Quedaron atrás los tiempos en que los integrantes de la monarquía eran amos y señores de todo; aquellos que derrochaban oro y sangre en su nombre. Cada vez más cuestionados, intentan maquillar su utilidad y justificar su continuidad mediante la caridad, una imagen de austeridad y de acercamiento a la gente.

Los nuevos cambios económicos que trajo aparejados la revolución industrial no hicieron más que firmarle el acta de defunción a buena parte de las monarquías absolutistas.  Las sucesivas revoluciones liberales y burguesas de fines del siglo XVIII y principios del siglo XIX sumado al creciente cuestionamiento de los privilegios nobiliarios y al poder absolutista por parte de la burguesía en ascenso, no hizo más que socavar las bases del Antiguo Régimen.

Con la idea de nación y el surgimiento de los estados modernos se dió paso a una nueva forma de concebir la legitimidad del poder; imposible ya de situar en la elección divina y consaguínea de los reyes y sus herederos.

Pero algunas monarquías resistieron los embates y sobrevivieron bajo la forma de monarquías constitucionales o parlamentarias, aunque cediendo buena parte del poder fáctico que antiguamente detentaban: tal es el caso de Inglaterra, Holanda, España y algunos países nórdicos, entre otros.

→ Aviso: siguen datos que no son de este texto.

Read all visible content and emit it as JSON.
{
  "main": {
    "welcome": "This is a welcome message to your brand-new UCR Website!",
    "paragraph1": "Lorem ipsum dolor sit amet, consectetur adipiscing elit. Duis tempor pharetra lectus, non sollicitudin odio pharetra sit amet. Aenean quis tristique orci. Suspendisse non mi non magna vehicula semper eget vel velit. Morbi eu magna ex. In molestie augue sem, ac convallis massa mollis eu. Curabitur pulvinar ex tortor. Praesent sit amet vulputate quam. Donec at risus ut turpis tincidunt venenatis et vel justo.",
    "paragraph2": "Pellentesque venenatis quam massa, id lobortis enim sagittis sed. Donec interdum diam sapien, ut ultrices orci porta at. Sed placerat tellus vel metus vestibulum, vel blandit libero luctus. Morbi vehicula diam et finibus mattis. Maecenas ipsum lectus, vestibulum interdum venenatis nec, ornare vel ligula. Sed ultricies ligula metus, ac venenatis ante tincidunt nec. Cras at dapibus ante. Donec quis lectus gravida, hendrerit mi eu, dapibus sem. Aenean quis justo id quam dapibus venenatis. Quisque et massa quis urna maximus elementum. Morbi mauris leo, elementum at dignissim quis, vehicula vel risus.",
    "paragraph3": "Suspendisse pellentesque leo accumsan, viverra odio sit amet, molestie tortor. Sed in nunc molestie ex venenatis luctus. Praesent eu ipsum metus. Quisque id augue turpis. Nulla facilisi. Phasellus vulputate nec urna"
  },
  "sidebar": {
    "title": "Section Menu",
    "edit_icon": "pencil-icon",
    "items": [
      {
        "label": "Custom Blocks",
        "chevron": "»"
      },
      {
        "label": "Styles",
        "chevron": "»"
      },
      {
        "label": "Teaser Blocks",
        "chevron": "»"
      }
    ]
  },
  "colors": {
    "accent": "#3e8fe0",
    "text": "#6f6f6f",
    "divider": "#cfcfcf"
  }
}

Sin embargo, aún así, el declive de las instituciones monárquicas ha sido muy pronunciado durante todo el siglo XX. La idea de una sociedad democrática que intenta ser igualitaria se volvió incompatible con el mantenimiento de los privilegios heredados y la ostentación de la riqueza.

Sólo en ciertos países la nobleza pudo conservar una cierta legitimidad. Este es el caso, por ejemplo, de Inglaterra, donde la actuación de los Reyes durante la Segunda Guerra Mundial quedándose en el palacio durante los bombardeos alemanes en Londres le valieron un reconocimiento y gratitud por parte del pueblo y la opinión pública. Donde aún subsisten, la aceptación de la fórmula en la cual el rey reina pero no gobierna constituye la base del mantenimiento de las monarquías constitucionales.

Pero ya entrado el nuevo milenio el agotamiento es evidente. Beatriz de Holanda, que tras 30 años de reinado se despidió esta semana de “su” pueblo, advirtió antes de irse al nuevo rey Guillermo-Alejandro que “el poder no puede dotar de contenido hoy a la Monarquía”. 

Ese es el desafío que asumen como propio las monarquías del siglo XXI: reesignificar la institución, darle un nuevo sentido para así justificar su existencia. Los intentos por “modernizar la casa real” y “acercarse a la gente” apuntan en esa dirección.